The principle of maximum entropy, as introduced by Jaynes in information theory, has contributed to advancements in various domains such as Statistical Mechanics, Machine Learning, and Ecology. Its resultant solutions have served as a catalyst, facilitating researchers in mapping their empirical observations to the acquisition of unbiased models, whilst deepening the understanding of complex systems and phenomena. However, when we consider situations in which the model elements are not directly observable, such as when noise or ocular occlusion is present, possibilities arise for which standard maximum entropy approaches may fail, as they are unable to match feature constraints. Here we show the Principle of Uncertain Maximum Entropy as a method that both encodes all available information in spite of arbitrarily noisy observations while surpassing the accuracy of some ad-hoc methods. Additionally, we utilize the output of a black-box machine learning model as input into an uncertain maximum entropy model, resulting in a novel approach for scenarios where the observation function is unavailable. Previous remedies either relaxed feature constraints when accounting for observation error, given well-characterized errors such as zero-mean Gaussian, or chose to simply select the most likely model element given an observation. We anticipate our principle finding broad applications in diverse fields due to generalizing the traditional maximum entropy method with the ability to utilize uncertain observations.

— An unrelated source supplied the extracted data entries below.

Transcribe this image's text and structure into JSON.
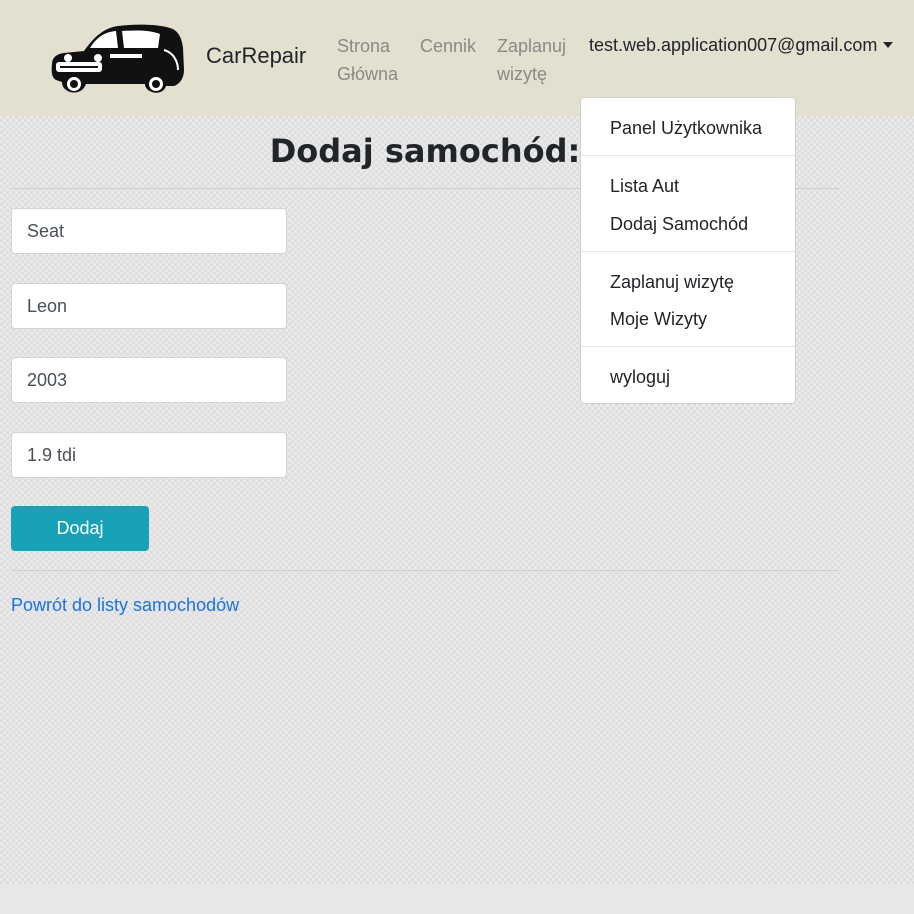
{
  "navbar": {
    "brand": "CarRepair",
    "links": [
      "Strona Główna",
      "Cennik",
      "Zaplanuj wizytę"
    ],
    "user_email": "test.web.application007@gmail.com",
    "logo_icon": "car-icon"
  },
  "dropdown": {
    "items": [
      "Panel Użytkownika",
      "Lista Aut",
      "Dodaj Samochód",
      "Zaplanuj wizytę",
      "Moje Wizyty",
      "wyloguj"
    ]
  },
  "form": {
    "title": "Dodaj samochód:",
    "fields": [
      {
        "value": "Seat"
      },
      {
        "value": "Leon"
      },
      {
        "value": "2003"
      },
      {
        "value": "1.9 tdi"
      }
    ],
    "submit_label": "Dodaj",
    "back_link": "Powrót do listy samochodów"
  },
  "colors": {
    "navbar_bg": "#e3e0cf",
    "button": "#17a2b8",
    "link": "#1a73e8"
  }
}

翻译：杰恩斯在信息论中提出的最大熵原理，推动了统计力学、机器学习和生态学等多个领域的发展。其求解结果作为催化剂，帮助研究者将经验观测映射到无偏模型的获取中，同时加深了对复杂系统与现象的理解。然而，当模型元素无法直接观测时（例如存在噪声或视觉遮挡），标准最大熵方法可能因无法匹配特征约束而失效。本文提出不确定最大熵原理：该方法既能在任意噪声观测下编码所有可用信息，又能超越若干特定方法的精度。此外，我们将黑箱机器学习模型的输出作为不确定最大熵模型的输入，为观测函数不可用的场景提供了新方案。先前的补救措施要么在考虑观测误差时放松特征约束（如针对零均值高斯噪声等特征明确的误差），要么直接根据观测选择最可能的模型元素。我们预计，由于该原理通过利用不确定观测推广了传统最大熵方法，将在多个领域获得广泛应用。